Elections come and elections go but the Cape Breton coal industry will carry on into the future facing a number of very complex problems which have to be dealt with rationally and not from a perspective of attempting to make the maximum political mischief which I suggest, sir, is the approach of those by the Sergeant-at-Arms rather than a genuine desire to try to help the coal miner or Cape Breton unemployed people. Thank you. (Applause)

MR. SPEAKER: I would like to thank all the honourable members for having taken part in tonight's late debate. The motion for adjournment has been made. The House will now rise to sit again tomorrow at 2:00 p.m.

The House is adjourned.

[The House rose at 7:06 p.m.]

[Page 850]

NOTICE OF QUESTIONS FOR WRITTEN ANSWERS

Given on April 21, 1997

(Pursuant to Rule 30)

QUESTION NO. 1

By: Mr. Donald McInnes (Pictou West)

To: Hon. Richard Mann (Minister of Economic Development and Tourism)

(1) Will the minister provide a detailed list of all advertising being undertaken within the Department of Economic Development and Tourism for the summer and fall of 1997, as well as advertising being done jointly with the Atlantic Provinces?

(2) Also, will the minister provide details as to what specific tourist destinations are being promoted in the advertisements and whether destinations such as the Upper Clements Wildlife Park and the Shubenacadie Wildlife Park have been specifically mentioned in any of the advertisements?

QUESTION NO. 2

By: Mr. George Archibald (Kings North)

To: Hon. Sandra Jolly (Minister of Business and Consumer Services)

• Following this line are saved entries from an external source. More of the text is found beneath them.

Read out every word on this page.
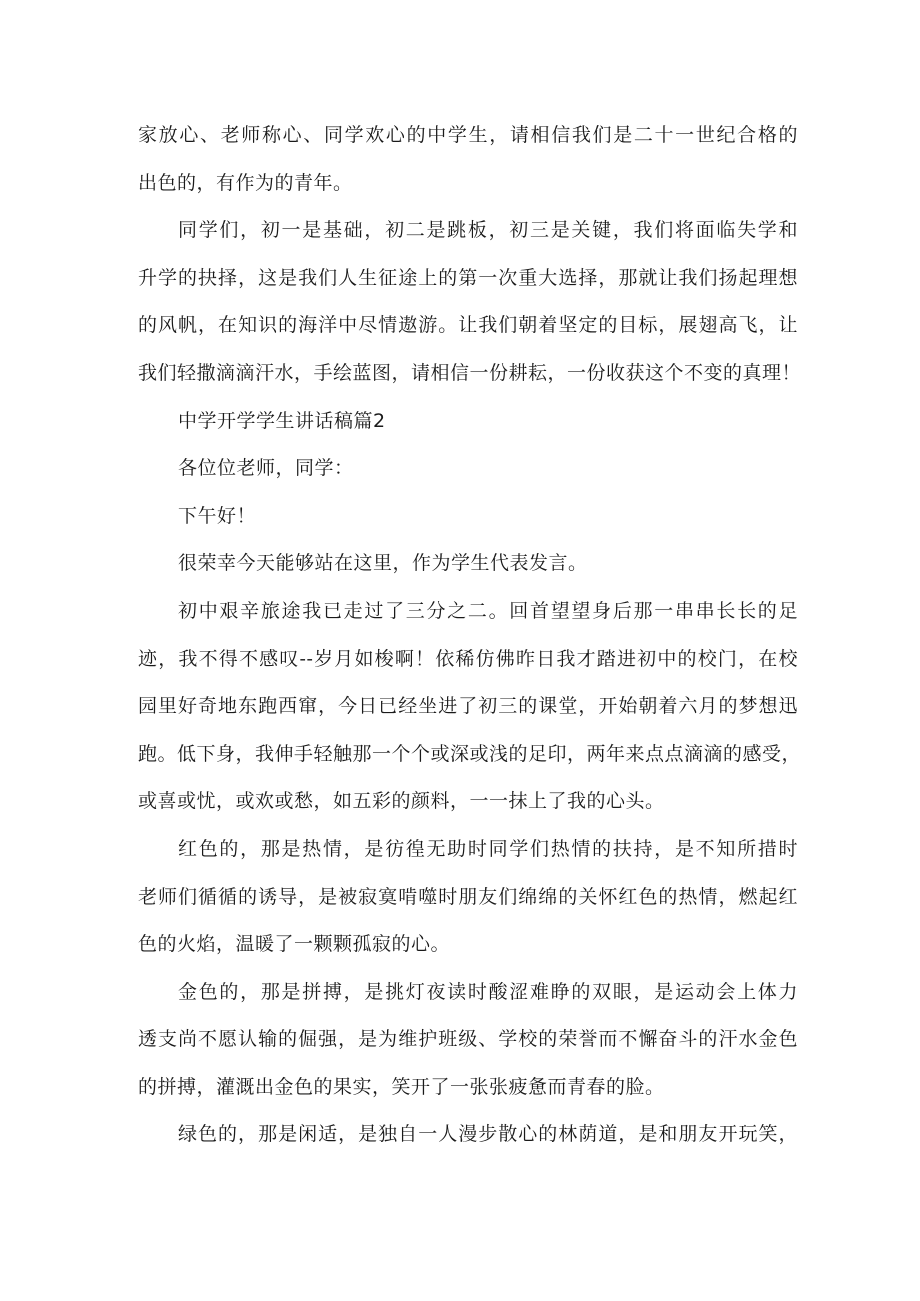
家放心、老师称心、同学欢心的中学生，请相信我们是二十一世纪合格的
出色的，有作为的青年。
同学们，初一是基础，初二是跳板，初三是关键，我们将面临失学和
升学的抉择，这是我们人生征途上的第一次重大选择，那就让我们扬起理想
的风帆，在知识的海洋中尽情遨游。让我们朝着坚定的目标，展翅高飞，让
我们轻撒滴滴汗水，手绘蓝图，请相信一份耕耘，一份收获这个不变的真理！
中学开学学生讲话稿篇2
各位位老师，同学：
下午好！
很荣幸今天能够站在这里，作为学生代表发言。
初中艰辛旅途我已走过了三分之二。回首望望身后那一串串长长的足
迹，我不得不感叹--岁月如梭啊！依稀仿佛昨日我才踏进初中的校门，在校
园里好奇地东跑西窜，今日已经坐进了初三的课堂，开始朝着六月的梦想迅
跑。低下身，我伸手轻触那一个个或深或浅的足印，两年来点点滴滴的感受，
或喜或忧，或欢或愁，如五彩的颜料，一一抹上了我的心头。
红色的，那是热情，是彷徨无助时同学们热情的扶持，是不知所措时
老师们循循的诱导，是被寂寞啃噬时朋友们绵绵的关怀红色的热情，燃起红
色的火焰，温暖了一颗颗孤寂的心。
金色的，那是拼搏，是挑灯夜读时酸涩难睁的双眼，是运动会上体力
透支尚不愿认输的倔强，是为维护班级、学校的荣誉而不懈奋斗的汗水金色
的拼搏，灌溉出金色的果实，笑开了一张张疲惫而青春的脸。
绿色的，那是闲适，是独自一人漫步散心的林荫道，是和朋友开玩笑，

(1) Will the minister explain why no consumer organization is represented on the committee struck to review insurance legislation in the Province of Nova Scotia and also provide a list of the present committee and the 11 organizations/companies and the Atlantic Superintendents of Insurance who have been appointed to this committee?

(2) Will the minister also provide details as to why the committee does not anticipate holding any public hearings concerning new insurance legislation?